To her eye-roll, I said “No really! You see, there are so many things in there that I wanted to understand as a student. I plodded along to the library and I got to admit, the Physics books in there. “ I gave a shudder here, and I fully meant it. “I suggest you curl up with one of those tomes in our library looking jaundiced, pale, and excellent cures to Insomnia. I thought some of them needed vitamins, sunshine and exercise to regain what Doctors call a healthy glow. “
So, we sat together and watched a Cosmos episode by Neil deGrasse Tyson on global warming. In his slow, sure voice, he rumbled like the volcanoes on Venus that set the poor planet into an irreversible green house cycle.
We have twenty years at the current rate to stop us from going into an irreversible state like Venus.
The daughter gave me a significant look .I gave her a more sig. look, and we sat there looking like stuffed frogs with s. looks etched on our faces digesting the info. “How could you think this was okay to watch, but that movie was too scary. This is the scariest thing I have ever seen. How do you think it will all end?” said the daughter sounding worried, and deeply stirred.
A few days later, I read out a passage from the book I was reading. Woolly: The True Story of the Quest to Revive One of History’s Most Iconic Extinct Creatures. (Related post: Mankind trying to resurrect the woolly mammoth by impregnating Asian elephants with mammoth genes.)

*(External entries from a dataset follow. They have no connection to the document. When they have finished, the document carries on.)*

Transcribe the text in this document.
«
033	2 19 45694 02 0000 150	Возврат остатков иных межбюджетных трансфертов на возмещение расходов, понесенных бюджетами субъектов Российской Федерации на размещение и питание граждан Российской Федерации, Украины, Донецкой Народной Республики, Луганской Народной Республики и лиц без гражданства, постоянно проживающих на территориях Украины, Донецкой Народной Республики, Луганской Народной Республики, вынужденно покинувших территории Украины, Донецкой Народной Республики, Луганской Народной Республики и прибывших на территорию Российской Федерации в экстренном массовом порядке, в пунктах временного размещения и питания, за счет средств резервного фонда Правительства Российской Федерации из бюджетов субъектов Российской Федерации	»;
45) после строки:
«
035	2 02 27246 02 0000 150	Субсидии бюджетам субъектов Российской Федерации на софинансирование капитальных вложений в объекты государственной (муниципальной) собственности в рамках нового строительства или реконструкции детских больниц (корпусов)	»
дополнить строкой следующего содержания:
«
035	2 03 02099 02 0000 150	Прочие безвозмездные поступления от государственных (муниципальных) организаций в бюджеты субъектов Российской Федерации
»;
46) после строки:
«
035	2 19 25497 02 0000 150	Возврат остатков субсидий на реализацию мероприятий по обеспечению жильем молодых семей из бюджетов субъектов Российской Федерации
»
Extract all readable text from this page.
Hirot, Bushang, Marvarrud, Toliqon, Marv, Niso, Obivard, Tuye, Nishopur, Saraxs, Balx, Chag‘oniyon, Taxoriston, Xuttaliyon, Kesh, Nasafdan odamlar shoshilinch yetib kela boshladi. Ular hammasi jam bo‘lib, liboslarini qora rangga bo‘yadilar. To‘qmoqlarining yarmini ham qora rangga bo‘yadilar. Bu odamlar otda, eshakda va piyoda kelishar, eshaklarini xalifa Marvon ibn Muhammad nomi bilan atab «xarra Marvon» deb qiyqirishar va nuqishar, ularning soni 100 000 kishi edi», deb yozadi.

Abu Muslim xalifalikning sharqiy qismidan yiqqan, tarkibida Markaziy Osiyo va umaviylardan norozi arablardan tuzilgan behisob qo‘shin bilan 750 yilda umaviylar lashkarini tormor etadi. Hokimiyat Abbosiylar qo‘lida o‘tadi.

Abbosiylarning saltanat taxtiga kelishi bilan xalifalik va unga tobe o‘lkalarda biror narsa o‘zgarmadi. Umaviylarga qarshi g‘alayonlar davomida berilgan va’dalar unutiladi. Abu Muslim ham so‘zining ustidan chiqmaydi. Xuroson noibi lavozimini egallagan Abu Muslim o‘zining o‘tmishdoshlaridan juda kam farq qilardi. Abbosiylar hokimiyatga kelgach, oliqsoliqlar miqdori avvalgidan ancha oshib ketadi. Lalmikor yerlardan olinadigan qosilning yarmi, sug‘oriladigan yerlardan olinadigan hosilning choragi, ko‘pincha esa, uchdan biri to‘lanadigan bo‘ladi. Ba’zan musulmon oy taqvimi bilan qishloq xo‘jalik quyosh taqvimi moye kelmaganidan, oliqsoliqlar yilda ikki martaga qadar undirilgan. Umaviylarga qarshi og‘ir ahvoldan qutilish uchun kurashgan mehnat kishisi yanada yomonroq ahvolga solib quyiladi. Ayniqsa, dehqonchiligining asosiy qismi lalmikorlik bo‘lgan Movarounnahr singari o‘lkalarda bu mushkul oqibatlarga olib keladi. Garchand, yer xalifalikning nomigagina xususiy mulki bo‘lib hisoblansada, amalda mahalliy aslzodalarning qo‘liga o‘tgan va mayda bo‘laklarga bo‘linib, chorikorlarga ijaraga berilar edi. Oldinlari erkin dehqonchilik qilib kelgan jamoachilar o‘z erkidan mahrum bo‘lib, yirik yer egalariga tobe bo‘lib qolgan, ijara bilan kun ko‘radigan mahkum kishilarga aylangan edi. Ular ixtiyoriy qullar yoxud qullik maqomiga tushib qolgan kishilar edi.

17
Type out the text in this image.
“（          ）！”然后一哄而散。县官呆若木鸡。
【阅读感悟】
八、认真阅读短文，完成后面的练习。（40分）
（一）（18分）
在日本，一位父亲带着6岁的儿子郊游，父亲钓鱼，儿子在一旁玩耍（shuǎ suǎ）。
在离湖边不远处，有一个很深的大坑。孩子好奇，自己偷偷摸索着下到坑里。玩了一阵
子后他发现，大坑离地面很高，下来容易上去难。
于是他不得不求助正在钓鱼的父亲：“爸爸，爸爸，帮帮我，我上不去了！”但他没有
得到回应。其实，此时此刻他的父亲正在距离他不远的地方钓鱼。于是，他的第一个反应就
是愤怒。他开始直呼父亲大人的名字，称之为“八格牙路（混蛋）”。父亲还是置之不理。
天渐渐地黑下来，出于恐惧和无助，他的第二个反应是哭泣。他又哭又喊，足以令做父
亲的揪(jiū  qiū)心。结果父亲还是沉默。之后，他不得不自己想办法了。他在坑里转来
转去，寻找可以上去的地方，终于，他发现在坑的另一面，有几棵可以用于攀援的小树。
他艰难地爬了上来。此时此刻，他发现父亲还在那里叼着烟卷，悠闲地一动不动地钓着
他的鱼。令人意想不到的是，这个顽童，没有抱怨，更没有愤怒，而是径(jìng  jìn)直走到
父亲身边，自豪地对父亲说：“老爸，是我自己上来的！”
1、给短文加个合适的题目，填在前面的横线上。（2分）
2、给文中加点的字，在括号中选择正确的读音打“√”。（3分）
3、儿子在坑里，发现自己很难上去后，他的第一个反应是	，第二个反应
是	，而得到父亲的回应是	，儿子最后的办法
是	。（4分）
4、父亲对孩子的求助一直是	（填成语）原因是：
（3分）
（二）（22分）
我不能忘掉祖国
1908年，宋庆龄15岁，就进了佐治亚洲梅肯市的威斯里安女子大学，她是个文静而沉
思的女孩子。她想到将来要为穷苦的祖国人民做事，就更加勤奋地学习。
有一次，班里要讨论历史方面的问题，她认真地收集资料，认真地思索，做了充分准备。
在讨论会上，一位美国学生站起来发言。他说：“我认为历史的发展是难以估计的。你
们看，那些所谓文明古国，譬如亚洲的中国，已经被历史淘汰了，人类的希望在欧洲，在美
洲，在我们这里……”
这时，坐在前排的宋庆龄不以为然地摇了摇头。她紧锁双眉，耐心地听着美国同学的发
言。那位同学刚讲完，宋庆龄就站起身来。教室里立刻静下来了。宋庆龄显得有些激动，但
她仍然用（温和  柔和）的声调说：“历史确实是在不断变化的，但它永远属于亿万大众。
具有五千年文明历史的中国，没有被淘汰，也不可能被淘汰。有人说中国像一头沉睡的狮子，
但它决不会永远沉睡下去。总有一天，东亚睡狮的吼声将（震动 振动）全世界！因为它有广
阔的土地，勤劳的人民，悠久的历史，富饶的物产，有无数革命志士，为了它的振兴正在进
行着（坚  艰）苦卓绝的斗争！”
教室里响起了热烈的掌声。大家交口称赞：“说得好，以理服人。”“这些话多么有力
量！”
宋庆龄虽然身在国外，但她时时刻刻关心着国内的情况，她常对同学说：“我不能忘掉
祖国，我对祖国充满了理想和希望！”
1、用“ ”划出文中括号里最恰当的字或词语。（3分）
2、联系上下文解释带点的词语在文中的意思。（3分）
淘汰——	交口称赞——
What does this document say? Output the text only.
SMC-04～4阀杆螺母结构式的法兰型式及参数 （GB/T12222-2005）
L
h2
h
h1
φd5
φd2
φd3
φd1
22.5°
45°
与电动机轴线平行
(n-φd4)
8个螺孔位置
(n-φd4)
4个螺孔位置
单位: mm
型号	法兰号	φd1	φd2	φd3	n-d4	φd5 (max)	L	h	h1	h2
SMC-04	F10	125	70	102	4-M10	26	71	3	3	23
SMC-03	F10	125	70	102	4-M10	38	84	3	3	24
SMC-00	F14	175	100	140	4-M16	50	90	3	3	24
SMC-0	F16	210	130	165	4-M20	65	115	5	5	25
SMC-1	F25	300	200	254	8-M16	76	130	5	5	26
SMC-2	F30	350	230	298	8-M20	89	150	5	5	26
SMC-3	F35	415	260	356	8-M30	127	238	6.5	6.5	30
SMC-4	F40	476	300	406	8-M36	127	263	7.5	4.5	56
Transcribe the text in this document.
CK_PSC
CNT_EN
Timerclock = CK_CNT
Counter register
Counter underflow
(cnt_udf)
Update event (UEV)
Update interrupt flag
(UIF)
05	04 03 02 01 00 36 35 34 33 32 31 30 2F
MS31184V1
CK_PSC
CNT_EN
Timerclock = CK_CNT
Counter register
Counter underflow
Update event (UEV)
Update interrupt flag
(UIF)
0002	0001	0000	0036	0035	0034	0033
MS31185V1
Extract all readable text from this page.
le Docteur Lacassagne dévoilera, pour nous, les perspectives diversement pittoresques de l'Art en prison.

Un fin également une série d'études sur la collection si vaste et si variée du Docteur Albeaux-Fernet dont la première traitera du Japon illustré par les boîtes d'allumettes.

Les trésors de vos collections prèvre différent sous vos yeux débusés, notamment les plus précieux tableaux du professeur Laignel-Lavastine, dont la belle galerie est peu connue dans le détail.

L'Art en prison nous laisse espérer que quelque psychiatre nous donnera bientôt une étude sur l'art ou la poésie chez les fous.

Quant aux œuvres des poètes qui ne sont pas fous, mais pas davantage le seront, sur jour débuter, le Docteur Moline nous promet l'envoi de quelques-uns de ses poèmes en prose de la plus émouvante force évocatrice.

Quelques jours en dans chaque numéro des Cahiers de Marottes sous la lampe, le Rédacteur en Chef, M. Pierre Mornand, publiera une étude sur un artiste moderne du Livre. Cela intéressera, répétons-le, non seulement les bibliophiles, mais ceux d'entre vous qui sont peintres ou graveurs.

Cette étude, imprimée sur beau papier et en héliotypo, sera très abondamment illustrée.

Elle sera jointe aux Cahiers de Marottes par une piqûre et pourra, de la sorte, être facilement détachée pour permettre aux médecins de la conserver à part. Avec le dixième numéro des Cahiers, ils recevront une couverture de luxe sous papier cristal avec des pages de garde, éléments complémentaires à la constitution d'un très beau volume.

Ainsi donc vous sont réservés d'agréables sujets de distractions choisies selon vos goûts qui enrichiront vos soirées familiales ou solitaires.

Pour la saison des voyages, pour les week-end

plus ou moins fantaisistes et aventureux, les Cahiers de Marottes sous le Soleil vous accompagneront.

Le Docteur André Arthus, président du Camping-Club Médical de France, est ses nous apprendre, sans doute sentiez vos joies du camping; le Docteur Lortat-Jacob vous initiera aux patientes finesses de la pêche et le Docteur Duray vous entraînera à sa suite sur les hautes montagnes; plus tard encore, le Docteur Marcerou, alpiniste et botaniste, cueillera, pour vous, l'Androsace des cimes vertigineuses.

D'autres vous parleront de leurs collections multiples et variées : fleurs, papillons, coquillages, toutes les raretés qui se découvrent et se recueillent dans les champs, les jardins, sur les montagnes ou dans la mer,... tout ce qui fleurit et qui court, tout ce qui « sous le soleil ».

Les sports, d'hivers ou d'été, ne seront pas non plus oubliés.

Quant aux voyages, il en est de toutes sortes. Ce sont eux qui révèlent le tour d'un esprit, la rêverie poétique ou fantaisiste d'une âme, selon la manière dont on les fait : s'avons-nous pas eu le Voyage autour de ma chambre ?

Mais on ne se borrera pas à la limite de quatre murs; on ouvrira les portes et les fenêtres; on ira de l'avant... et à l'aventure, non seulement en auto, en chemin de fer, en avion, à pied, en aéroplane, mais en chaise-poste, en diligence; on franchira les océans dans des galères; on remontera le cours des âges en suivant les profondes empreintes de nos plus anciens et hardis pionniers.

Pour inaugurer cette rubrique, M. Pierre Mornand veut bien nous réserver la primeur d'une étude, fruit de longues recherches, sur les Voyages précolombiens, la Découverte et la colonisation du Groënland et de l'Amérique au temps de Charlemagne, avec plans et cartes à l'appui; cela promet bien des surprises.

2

Pleistocene park – Using 160 square kilometers of Siberian Tundra given to him by the Russian government, Zimov’s goal was repopulating the area with modern equivalents of prehistoric animals that had adapted to Arctic conditions (moose, Yakutian horses, Finnish reindeer and even North American bison.) … To re-create the effects of the Woolly Mammoths on the land, he’d bought in a World War II tank …. Punching holes in the snow, … , using the tank treads to mimic the continual stomps of Mammoth feet, he’d worked the land, year after year. And along the way, he’d accumulated data that were staggering in their implications.
Within his 16- square kilometers refuge, he had lowered the permafrost temperature by an average of fifteen degrees.
We change the world just be being. I remember watching a video by National Geographic in which they chronicle how 41 wolves introduced in the Yellowstone park, changed the ecology and even the physical structure of the park.
If that was the case with 41 wolves, what would introducing Mammoths do? Would it save us from the brink of extinction or introduce problems of the kind we hardly envisioned?
We never know the ramifications of our creations. I mean we are a species who has unintended consequences from a ‘Like’ button on Social Media.